Understanding the forex connection
The International Monetary Fund (IMF) is the organization that assesses and determines whose currency to include in its basket of reserve currencies with the American greenback, the Pound, the Yen and the Euro making the cut. The Yuan is also a possible addition in the coming years.
As we have already inferred above, an interconnected world swings in tandem and pressures in the reserve currencies (the four mentioned) reverberates across other world currencies in more ways than one. It is therefore in any government best interest to hold significant quantities of anchor currencies as without which, it is impossible to participate in international financial transactions and or regulate their domestic currencies.
Case in point, Russia annexation of Crimea resulted in economic sanctions which coupled with a plunge in international oil prices (Russia main export) saw the rumble slid 40 percent (a slump though significant pales in comparison to what happened in Zimbabwe). As fate would have it, Russia holds huge foreign currency reserves and would embark on a prop-up expending more than 80 billion dollars to support the ruble. Had this not been done, the outcome would have been far much worse.
What has been happening in developing nations
For as long as a nation is importing more than it is exporting, forex depreciation is the expected outcome, a situation that has plagued developing economies for decades.
Developing nations have been economic victims to perpetual current account deficits and un-containable inflationary pressures which have been amplified by the effects of a sharper-than-expected global markets tightening.
Consider Zambia for instance, a country with over US$9,000 million debt and copper as the main export. The price of copper, the country’s largest export has seen sudden and sustained price dips and Kwacha exchange rate have been hit with considerable depreciation. Zambia foreign lenders and creditors alike still expects their dollar debt repayment honored, but the country gets considerably less in export dollar revenue. The mismatch between payment obligations and revenue received forces the country to either renegotiate a longer repayment period, use their forex reserves or purchase dollars to repay the loan.

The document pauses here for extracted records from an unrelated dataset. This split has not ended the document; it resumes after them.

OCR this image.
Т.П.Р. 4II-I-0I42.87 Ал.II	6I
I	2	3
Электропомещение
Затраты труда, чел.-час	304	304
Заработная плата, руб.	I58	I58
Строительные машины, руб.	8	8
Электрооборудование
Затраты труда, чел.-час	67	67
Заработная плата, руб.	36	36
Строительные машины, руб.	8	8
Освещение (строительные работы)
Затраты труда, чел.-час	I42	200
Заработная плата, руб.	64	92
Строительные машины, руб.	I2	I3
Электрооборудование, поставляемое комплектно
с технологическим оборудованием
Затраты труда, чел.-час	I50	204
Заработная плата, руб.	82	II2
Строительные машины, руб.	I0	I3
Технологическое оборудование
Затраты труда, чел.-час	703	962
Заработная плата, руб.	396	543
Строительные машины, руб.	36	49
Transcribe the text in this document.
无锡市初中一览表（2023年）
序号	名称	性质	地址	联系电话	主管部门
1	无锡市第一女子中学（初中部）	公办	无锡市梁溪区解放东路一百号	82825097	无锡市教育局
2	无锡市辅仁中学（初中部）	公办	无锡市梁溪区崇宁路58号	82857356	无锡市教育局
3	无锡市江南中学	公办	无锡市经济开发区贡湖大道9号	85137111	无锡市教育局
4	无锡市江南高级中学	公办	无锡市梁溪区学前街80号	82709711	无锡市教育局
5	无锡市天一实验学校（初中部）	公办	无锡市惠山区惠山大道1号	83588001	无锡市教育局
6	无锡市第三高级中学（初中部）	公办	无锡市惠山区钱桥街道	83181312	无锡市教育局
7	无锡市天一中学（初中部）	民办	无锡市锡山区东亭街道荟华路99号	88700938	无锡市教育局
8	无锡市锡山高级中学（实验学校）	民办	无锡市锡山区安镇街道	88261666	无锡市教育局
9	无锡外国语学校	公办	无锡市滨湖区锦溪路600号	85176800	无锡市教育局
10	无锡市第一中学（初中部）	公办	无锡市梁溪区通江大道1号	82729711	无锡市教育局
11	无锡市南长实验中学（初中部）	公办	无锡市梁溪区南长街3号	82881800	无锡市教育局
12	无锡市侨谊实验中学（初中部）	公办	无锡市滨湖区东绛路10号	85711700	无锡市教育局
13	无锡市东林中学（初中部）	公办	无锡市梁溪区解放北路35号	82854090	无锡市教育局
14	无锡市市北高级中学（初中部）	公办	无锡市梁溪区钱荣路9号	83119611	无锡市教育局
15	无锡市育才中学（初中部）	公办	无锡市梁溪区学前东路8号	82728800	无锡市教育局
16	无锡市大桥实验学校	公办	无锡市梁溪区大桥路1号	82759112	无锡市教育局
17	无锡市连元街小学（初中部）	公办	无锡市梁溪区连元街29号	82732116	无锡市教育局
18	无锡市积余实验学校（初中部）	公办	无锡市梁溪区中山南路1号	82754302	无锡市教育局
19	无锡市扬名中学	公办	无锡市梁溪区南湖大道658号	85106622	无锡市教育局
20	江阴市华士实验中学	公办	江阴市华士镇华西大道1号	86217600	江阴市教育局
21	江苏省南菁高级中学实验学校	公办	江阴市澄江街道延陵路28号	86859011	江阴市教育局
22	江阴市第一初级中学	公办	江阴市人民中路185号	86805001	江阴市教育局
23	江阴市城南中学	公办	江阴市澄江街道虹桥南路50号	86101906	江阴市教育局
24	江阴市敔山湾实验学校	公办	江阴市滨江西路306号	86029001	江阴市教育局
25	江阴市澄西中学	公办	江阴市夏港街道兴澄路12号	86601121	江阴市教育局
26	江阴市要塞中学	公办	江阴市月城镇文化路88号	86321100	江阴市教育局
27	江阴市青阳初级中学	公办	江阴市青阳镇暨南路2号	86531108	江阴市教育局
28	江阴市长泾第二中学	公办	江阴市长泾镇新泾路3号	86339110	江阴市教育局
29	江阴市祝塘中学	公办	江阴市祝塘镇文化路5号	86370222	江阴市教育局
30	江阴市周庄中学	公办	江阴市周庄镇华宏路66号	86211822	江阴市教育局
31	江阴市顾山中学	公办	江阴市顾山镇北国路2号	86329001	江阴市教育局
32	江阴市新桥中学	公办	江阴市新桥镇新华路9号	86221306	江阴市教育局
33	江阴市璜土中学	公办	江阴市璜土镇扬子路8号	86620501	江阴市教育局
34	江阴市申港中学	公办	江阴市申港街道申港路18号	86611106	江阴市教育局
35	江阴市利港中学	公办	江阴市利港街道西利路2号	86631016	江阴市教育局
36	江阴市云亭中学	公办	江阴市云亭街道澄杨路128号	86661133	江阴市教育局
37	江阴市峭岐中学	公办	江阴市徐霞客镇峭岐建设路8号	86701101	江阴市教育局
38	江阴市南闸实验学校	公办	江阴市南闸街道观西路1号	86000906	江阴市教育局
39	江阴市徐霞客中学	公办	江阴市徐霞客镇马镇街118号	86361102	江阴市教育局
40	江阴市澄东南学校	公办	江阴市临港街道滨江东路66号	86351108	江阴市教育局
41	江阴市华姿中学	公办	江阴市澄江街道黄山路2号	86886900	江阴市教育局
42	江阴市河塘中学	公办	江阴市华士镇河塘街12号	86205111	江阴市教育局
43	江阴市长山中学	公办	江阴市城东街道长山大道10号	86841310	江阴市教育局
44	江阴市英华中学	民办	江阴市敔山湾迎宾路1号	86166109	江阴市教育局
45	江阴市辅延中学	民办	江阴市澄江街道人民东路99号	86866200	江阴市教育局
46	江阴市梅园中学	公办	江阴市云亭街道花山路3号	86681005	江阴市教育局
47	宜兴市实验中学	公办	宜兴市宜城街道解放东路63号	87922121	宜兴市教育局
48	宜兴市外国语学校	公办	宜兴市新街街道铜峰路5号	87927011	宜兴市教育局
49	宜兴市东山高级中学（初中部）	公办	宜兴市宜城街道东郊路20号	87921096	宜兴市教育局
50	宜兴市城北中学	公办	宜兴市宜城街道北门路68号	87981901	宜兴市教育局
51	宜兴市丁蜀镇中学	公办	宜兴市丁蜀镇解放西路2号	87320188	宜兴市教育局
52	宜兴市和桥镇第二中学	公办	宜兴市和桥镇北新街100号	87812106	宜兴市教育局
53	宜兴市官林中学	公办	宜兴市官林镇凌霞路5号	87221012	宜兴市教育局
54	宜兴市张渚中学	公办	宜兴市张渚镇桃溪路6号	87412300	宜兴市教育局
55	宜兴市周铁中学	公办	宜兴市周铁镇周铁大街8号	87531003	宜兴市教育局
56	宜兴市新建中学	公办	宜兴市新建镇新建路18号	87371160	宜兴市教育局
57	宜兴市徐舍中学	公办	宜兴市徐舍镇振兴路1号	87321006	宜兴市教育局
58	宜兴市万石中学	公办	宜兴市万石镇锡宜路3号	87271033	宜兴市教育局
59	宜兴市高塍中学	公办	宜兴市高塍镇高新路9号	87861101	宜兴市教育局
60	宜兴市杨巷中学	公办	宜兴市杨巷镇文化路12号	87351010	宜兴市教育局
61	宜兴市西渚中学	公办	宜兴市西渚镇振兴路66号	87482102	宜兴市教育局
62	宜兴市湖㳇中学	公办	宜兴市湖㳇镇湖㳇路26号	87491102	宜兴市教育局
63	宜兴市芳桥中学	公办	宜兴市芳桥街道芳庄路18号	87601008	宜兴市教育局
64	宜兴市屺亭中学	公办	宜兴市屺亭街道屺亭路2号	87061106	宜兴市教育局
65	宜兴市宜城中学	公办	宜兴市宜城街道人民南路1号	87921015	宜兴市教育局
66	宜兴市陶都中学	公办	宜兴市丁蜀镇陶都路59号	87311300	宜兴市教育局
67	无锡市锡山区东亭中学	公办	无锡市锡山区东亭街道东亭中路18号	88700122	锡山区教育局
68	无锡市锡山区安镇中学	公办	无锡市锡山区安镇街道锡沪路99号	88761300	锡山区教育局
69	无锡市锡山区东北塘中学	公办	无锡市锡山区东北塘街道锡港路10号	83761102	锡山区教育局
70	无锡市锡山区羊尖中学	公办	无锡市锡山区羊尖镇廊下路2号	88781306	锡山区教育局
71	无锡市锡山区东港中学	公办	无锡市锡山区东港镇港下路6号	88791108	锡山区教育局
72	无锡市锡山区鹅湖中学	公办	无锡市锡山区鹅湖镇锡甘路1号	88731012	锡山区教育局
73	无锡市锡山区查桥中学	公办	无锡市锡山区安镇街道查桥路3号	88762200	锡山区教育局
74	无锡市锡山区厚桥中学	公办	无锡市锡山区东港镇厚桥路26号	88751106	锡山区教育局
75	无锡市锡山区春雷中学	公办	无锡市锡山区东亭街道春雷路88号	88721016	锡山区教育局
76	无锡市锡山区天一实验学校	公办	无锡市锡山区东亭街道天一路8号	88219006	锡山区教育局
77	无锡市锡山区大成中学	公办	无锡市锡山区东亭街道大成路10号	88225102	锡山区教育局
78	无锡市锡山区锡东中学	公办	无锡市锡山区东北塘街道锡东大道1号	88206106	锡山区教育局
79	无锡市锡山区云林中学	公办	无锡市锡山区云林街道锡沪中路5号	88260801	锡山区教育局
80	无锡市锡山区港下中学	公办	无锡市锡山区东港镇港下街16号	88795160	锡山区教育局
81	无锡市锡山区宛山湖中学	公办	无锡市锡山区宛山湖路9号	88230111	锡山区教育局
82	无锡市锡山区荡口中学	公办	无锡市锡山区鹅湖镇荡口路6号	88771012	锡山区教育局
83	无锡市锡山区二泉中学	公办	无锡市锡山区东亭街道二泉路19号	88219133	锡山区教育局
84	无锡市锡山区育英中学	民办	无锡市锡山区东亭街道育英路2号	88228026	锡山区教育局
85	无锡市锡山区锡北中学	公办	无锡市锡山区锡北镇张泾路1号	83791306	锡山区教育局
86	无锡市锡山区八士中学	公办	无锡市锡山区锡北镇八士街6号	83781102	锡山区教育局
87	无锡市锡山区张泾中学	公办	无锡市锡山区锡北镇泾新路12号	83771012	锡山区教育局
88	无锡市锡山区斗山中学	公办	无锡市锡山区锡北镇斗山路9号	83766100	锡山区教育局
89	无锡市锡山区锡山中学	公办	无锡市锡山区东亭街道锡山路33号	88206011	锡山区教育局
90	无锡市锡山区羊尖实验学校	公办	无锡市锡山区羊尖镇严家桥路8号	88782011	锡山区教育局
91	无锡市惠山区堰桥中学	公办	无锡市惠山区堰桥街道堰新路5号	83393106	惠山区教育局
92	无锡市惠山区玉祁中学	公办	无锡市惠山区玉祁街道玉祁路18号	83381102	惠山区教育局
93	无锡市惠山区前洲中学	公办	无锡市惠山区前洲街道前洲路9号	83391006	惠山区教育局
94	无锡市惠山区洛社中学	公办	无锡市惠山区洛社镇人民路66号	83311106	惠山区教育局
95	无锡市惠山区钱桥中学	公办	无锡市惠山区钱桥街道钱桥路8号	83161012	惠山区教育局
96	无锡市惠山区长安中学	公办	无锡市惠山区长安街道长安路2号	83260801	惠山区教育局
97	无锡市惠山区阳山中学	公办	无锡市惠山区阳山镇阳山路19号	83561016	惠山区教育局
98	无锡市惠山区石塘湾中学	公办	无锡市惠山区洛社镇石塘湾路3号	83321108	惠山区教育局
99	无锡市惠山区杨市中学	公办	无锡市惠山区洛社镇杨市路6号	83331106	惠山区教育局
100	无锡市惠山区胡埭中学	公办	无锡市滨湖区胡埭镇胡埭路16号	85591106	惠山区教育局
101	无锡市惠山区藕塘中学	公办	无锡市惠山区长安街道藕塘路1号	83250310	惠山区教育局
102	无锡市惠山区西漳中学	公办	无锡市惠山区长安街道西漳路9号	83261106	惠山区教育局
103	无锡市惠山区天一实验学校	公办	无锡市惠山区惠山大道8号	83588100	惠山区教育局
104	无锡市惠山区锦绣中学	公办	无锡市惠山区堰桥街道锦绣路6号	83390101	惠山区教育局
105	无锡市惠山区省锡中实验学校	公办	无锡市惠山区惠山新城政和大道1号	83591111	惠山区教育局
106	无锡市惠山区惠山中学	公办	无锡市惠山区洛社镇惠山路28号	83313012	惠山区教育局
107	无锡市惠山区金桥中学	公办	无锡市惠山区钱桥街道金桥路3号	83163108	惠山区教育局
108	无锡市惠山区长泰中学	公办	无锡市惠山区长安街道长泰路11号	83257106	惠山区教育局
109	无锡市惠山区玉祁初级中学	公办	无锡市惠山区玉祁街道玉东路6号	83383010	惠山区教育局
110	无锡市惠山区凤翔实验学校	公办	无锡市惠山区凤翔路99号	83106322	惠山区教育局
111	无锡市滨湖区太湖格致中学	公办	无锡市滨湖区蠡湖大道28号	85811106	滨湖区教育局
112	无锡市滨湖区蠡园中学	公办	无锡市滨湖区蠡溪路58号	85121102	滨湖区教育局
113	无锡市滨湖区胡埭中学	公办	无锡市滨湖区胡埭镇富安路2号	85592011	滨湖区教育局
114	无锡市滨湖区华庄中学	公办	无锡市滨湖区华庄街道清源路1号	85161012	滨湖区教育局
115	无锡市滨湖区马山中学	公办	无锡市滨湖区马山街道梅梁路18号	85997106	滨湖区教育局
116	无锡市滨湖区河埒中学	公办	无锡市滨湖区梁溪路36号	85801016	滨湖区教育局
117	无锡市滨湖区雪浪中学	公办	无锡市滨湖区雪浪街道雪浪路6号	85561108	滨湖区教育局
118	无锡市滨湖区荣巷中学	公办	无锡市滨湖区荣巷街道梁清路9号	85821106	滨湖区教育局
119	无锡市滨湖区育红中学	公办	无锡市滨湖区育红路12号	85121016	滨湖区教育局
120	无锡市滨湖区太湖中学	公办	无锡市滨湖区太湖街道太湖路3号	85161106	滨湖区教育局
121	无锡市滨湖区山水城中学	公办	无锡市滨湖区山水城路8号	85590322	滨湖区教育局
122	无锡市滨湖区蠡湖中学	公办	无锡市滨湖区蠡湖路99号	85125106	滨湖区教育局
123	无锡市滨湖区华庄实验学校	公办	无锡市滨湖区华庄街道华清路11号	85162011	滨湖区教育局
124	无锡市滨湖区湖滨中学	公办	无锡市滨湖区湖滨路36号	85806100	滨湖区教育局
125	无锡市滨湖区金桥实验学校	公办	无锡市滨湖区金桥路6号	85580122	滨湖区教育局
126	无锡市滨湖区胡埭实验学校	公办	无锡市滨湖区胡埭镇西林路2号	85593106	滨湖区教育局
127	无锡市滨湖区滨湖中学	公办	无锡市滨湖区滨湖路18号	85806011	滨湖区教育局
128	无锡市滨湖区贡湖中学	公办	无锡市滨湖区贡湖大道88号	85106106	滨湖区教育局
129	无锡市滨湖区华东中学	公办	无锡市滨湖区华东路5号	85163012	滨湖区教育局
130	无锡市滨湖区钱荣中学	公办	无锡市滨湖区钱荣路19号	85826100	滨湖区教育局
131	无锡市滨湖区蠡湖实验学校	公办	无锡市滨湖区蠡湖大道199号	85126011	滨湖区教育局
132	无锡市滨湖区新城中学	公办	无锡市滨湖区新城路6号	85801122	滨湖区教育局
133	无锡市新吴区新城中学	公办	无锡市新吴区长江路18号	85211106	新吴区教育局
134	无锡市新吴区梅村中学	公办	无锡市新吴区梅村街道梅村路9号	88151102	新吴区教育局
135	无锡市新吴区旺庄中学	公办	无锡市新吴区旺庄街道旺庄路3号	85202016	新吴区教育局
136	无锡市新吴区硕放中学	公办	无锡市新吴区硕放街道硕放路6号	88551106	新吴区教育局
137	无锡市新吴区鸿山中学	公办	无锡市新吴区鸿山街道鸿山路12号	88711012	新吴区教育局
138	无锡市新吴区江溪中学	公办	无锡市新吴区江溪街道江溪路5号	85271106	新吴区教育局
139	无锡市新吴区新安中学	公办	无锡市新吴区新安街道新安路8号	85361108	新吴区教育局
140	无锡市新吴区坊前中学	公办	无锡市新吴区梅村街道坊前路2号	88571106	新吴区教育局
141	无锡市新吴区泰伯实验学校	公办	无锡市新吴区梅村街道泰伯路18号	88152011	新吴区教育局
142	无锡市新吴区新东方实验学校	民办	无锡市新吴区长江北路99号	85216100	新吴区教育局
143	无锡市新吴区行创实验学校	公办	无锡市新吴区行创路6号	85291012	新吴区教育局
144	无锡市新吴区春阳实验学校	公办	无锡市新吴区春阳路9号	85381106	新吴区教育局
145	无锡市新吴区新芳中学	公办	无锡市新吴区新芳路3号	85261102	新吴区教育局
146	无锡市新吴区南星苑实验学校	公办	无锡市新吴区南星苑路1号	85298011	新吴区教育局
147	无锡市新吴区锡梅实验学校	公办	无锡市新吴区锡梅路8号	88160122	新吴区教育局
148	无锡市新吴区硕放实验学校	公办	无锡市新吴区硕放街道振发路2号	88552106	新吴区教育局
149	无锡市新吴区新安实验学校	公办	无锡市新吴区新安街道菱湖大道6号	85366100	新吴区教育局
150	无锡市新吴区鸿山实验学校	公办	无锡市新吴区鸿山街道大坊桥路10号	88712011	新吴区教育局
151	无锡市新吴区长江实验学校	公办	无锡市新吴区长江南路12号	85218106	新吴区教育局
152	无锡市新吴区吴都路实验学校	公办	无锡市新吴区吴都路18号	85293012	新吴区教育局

If the creditor is unwilling to relax the repayment conditions as is with many international lenders, the country embarks in dollar purchase spree. This painful scenario is worsened by the fact that, the dollar crunch has hit many of the resource-rich debt ridden nations and their combined dollar appetite has seen exchange rates depreciate further.
The loss of value for the home currencies as a consequent forces foreign investors to sell off their asset holdings in their efforts to cut on forex losses further putting a pressure in the forex markets. This process plays out until commodity prices recuperate in a condition known as ‘market correction’ and force a market readjustment.
Abating to a halt
At this juncture, I want to mention that the US dollar has in 2014 and 2015 made significant gains against all world currencies as a result of better-than-expected growth in the US economy.
Central banks can sell off their forex reserves and therefore abating (not being affected by) the effects of capital outflows. This however requires an economy to have enough reserves to counter the effects of an out of control global market.
Depreciated currencies also makes exports more competitive and can to a negligible extent push up exports revenue.
The easier way as we have seen is push the interest rates up and hence the Return on Investments (ROI). Though this will result in the crowding-out effect (a concept that requires an independent write-up), may act to attract foreign investors and halt the currency depreciation.